Kafka Müzesini gezdikten sonra ise tam karşısındaki Tkalcovsky ‘da dinlenebilirsiniz. Üst katta, dışarda oturduk biz ama içerisi de öyle zevkle döşenmiş ki kendinizi tarihin sayfalarında hissediyorsunuz. Bu arada da Becherovka denemeden ve almadan dönmeyin. Becherovka ; anoson tohumları, tarçın ve yaklaşık 32 farklı bitki özü ile hazırlanan bir çeşit likör. % 38 alkol içeriyor ve Çek Cumhuriyeti’nin Karlov Vary kasabasında üretiliyor. İçimi sert ama fena değil.

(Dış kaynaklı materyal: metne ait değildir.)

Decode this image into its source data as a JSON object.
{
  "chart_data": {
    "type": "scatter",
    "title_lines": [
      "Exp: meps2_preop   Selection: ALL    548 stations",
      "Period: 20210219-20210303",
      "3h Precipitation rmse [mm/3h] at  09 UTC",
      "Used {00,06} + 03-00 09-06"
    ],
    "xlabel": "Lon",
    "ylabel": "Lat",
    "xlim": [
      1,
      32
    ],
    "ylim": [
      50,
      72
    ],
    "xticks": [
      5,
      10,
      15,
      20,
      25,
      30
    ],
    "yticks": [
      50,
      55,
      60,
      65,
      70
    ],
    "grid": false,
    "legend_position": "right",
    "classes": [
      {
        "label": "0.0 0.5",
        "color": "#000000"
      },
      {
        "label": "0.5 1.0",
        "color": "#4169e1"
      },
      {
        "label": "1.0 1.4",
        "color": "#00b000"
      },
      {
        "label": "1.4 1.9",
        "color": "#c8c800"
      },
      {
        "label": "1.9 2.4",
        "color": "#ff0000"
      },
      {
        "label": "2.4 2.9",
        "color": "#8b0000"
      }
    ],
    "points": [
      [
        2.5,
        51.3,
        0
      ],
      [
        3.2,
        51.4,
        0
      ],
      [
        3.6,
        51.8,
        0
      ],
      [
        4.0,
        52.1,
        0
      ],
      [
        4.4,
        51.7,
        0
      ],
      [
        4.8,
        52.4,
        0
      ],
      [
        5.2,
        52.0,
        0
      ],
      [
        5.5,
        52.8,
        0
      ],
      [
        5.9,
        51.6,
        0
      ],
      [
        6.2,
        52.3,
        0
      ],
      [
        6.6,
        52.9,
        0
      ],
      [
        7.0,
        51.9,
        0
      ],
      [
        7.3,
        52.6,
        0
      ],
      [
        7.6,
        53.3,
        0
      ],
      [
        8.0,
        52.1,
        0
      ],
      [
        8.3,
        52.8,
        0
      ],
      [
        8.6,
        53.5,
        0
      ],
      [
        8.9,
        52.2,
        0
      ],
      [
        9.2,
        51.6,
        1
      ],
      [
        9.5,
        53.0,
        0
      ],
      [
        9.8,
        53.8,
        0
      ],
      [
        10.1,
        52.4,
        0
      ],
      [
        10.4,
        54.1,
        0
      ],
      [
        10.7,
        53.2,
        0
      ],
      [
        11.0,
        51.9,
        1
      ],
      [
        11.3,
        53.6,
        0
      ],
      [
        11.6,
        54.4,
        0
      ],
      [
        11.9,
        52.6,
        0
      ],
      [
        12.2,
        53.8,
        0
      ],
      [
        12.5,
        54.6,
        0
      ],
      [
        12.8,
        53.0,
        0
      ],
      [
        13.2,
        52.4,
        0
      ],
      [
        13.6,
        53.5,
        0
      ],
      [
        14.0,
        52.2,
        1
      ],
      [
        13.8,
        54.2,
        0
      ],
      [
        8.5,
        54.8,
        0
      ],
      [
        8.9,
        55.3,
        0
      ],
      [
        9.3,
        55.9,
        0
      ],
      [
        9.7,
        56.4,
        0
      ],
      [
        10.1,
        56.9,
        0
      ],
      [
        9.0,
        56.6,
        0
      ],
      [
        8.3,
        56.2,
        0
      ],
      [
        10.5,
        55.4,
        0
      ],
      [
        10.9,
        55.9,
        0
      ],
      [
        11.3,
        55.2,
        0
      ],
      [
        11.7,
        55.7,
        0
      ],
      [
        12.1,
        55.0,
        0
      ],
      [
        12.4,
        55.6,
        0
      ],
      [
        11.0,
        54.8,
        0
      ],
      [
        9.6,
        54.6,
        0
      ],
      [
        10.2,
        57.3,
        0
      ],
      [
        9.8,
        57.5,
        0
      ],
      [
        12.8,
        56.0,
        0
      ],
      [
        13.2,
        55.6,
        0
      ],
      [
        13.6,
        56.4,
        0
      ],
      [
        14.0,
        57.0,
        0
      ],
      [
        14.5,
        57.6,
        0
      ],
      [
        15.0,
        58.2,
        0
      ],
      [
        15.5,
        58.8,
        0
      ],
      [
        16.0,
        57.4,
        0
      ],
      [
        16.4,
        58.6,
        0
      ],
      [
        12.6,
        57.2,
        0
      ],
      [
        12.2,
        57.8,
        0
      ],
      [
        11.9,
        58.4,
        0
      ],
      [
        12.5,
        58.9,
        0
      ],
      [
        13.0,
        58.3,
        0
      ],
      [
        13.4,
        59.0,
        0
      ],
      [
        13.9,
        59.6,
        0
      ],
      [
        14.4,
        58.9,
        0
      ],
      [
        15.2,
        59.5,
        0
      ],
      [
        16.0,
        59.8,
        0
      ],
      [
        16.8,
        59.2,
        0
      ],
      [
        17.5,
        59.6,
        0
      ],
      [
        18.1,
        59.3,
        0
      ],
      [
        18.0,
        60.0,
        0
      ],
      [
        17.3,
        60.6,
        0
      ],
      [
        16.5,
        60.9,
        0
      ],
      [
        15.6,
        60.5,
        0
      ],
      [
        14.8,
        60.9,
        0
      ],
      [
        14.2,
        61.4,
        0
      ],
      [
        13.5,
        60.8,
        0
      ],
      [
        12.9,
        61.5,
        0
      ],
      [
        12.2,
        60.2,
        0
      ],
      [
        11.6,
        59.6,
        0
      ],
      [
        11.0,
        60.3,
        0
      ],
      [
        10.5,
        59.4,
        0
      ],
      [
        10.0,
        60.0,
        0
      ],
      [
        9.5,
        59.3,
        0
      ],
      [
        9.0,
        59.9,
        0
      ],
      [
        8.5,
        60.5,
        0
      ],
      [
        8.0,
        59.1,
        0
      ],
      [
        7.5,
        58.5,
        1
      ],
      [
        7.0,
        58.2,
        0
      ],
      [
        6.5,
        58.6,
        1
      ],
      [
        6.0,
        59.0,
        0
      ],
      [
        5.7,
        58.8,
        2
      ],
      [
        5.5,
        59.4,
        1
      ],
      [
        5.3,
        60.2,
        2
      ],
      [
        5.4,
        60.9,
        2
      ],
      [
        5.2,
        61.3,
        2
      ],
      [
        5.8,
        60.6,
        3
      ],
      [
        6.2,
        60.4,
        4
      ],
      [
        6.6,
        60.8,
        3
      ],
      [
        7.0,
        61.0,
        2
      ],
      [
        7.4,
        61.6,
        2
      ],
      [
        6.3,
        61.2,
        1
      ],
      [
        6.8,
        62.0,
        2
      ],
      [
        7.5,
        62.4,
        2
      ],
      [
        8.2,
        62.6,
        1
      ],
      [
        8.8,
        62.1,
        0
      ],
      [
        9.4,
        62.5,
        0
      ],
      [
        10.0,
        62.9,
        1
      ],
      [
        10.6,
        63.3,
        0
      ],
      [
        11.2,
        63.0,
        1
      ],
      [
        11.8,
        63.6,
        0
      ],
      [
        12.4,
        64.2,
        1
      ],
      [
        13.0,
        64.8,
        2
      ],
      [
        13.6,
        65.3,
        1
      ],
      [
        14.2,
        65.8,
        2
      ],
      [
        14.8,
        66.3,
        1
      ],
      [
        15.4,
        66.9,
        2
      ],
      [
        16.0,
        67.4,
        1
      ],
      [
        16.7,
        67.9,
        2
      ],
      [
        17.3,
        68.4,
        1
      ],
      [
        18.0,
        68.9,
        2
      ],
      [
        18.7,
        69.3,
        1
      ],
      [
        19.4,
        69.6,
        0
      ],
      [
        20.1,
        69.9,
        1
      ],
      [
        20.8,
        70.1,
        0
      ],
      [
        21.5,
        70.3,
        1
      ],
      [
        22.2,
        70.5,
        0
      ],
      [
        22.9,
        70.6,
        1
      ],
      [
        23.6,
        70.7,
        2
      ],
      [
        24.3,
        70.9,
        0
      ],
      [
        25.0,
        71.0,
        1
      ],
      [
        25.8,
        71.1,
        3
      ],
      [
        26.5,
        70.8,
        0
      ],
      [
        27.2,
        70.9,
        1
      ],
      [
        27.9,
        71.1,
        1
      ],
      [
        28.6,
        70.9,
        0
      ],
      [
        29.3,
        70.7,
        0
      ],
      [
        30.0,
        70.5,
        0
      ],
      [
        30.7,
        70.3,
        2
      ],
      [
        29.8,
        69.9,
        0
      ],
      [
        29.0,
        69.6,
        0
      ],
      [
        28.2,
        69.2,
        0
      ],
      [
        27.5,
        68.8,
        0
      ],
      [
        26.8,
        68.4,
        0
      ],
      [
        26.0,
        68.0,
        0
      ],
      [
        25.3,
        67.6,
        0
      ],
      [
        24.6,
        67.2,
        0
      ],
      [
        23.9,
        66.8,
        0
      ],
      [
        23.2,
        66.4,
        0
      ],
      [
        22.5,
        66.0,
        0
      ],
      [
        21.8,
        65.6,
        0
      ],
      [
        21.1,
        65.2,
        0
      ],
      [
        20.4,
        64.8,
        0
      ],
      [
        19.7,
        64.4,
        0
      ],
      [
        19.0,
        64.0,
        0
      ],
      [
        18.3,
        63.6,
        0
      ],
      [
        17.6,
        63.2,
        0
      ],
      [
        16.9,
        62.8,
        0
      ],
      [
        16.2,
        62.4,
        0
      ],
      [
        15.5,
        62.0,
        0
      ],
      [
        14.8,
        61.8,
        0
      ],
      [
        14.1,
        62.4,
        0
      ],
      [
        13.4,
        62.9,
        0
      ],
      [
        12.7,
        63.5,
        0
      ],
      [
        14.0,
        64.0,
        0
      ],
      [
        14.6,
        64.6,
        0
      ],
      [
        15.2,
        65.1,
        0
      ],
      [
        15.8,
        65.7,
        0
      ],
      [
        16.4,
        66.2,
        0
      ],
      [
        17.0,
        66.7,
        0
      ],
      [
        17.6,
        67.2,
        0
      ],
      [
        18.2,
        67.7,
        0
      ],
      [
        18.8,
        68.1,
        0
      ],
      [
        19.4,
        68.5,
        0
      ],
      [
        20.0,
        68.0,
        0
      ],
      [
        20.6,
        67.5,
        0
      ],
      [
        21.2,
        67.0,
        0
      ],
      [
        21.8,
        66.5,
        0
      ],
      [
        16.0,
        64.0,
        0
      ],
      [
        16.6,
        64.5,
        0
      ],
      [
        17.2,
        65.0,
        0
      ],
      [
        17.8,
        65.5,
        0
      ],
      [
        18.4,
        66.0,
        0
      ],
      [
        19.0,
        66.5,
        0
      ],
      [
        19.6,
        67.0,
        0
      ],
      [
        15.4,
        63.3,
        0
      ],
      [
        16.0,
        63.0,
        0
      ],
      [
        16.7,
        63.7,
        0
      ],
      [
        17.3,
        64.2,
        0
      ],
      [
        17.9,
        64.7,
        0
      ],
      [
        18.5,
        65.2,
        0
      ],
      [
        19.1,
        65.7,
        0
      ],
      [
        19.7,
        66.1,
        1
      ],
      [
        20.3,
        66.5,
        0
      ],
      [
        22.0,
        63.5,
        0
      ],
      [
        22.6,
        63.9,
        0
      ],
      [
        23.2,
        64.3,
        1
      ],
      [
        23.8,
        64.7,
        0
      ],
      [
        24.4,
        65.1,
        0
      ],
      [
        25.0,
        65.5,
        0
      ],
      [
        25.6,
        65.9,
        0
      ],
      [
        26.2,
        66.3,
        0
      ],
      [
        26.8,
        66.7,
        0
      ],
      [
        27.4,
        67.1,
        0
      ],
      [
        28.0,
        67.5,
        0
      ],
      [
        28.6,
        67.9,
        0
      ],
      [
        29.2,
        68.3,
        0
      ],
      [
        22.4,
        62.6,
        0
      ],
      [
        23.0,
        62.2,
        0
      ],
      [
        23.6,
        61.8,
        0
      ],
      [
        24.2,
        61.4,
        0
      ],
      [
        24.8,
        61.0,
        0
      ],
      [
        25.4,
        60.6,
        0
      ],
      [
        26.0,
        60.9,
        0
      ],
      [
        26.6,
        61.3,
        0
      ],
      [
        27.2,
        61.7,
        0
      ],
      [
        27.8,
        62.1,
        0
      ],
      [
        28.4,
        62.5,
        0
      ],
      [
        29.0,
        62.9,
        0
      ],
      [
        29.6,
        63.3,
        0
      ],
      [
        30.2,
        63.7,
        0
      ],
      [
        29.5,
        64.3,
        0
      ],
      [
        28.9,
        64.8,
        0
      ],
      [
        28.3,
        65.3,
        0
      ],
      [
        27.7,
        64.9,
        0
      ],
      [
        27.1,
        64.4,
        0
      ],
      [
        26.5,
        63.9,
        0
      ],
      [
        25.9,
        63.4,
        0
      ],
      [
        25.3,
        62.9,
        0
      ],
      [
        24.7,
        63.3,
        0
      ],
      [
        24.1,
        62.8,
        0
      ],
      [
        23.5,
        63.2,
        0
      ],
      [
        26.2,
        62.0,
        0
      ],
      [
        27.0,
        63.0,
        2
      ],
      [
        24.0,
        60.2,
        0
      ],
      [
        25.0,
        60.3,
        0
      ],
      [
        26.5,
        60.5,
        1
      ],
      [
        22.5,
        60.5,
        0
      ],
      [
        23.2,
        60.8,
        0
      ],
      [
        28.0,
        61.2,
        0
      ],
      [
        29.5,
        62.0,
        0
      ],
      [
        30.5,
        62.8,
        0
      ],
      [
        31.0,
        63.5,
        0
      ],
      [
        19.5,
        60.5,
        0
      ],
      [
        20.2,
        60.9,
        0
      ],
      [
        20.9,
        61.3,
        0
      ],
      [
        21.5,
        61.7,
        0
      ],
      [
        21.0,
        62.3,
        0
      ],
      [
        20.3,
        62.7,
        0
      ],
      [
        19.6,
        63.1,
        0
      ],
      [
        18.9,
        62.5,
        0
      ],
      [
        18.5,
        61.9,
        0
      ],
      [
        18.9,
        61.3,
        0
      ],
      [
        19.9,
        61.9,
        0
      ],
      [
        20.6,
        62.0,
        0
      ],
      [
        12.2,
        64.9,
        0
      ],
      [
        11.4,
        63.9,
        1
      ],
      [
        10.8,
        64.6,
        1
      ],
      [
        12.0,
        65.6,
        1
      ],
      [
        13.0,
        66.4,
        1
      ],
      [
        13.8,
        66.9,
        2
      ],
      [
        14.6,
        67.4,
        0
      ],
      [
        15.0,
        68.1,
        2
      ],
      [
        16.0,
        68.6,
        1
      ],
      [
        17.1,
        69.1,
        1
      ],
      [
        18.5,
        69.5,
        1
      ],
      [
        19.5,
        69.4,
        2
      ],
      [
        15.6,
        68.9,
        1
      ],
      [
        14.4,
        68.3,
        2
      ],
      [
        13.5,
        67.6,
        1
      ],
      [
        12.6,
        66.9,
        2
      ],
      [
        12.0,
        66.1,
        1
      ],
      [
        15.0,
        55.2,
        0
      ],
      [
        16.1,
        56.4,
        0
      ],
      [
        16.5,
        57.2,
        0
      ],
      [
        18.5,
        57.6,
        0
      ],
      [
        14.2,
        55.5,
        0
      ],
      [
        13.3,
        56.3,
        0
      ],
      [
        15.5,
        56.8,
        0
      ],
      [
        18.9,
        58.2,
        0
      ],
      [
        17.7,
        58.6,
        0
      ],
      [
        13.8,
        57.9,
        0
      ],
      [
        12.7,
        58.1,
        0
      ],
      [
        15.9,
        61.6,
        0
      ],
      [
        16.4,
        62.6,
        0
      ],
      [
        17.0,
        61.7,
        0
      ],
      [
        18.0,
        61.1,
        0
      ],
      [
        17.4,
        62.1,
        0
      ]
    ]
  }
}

Bir de Pilsner Urgell isimli içimi gerçekten harika bir biraları var. Zaten bira sudan ucuz. İçecek su bulamıyorsunuz ama biralar nefis.
Bir de gidemeyip içimde kalan bir yer var ki hala üzülüyorum. Eğer yanınızda çocuğunuz olmadan giderseniz mutlaka The Oldest Pub’ a uğrayın. Zaten kaleye çıkarken mutlaka göreceksiniz. Bana gitmeden önce bir arkadaşım tavsiye etmişti hatta saat 3 – 4 civarlarında gidin akşam yer bulmanız çok zor demişti. Ama baktım ki pek de Melike ile girilebilecek bir yer değil. Neden derseniz içerisi Game Of Thrones ‘da yaşar gibi. Taş duvarlar, ateş gösterileri, danslar..
Melike ile gidip Burger King’e uğramadan asla olmazdı. Prag’da da Burger King yedik yani. Bizimkinden farklı olarak gece menüleri var. Bir de içecek için yalnızca bardak alıyorsunuz. Sonra sınırsız.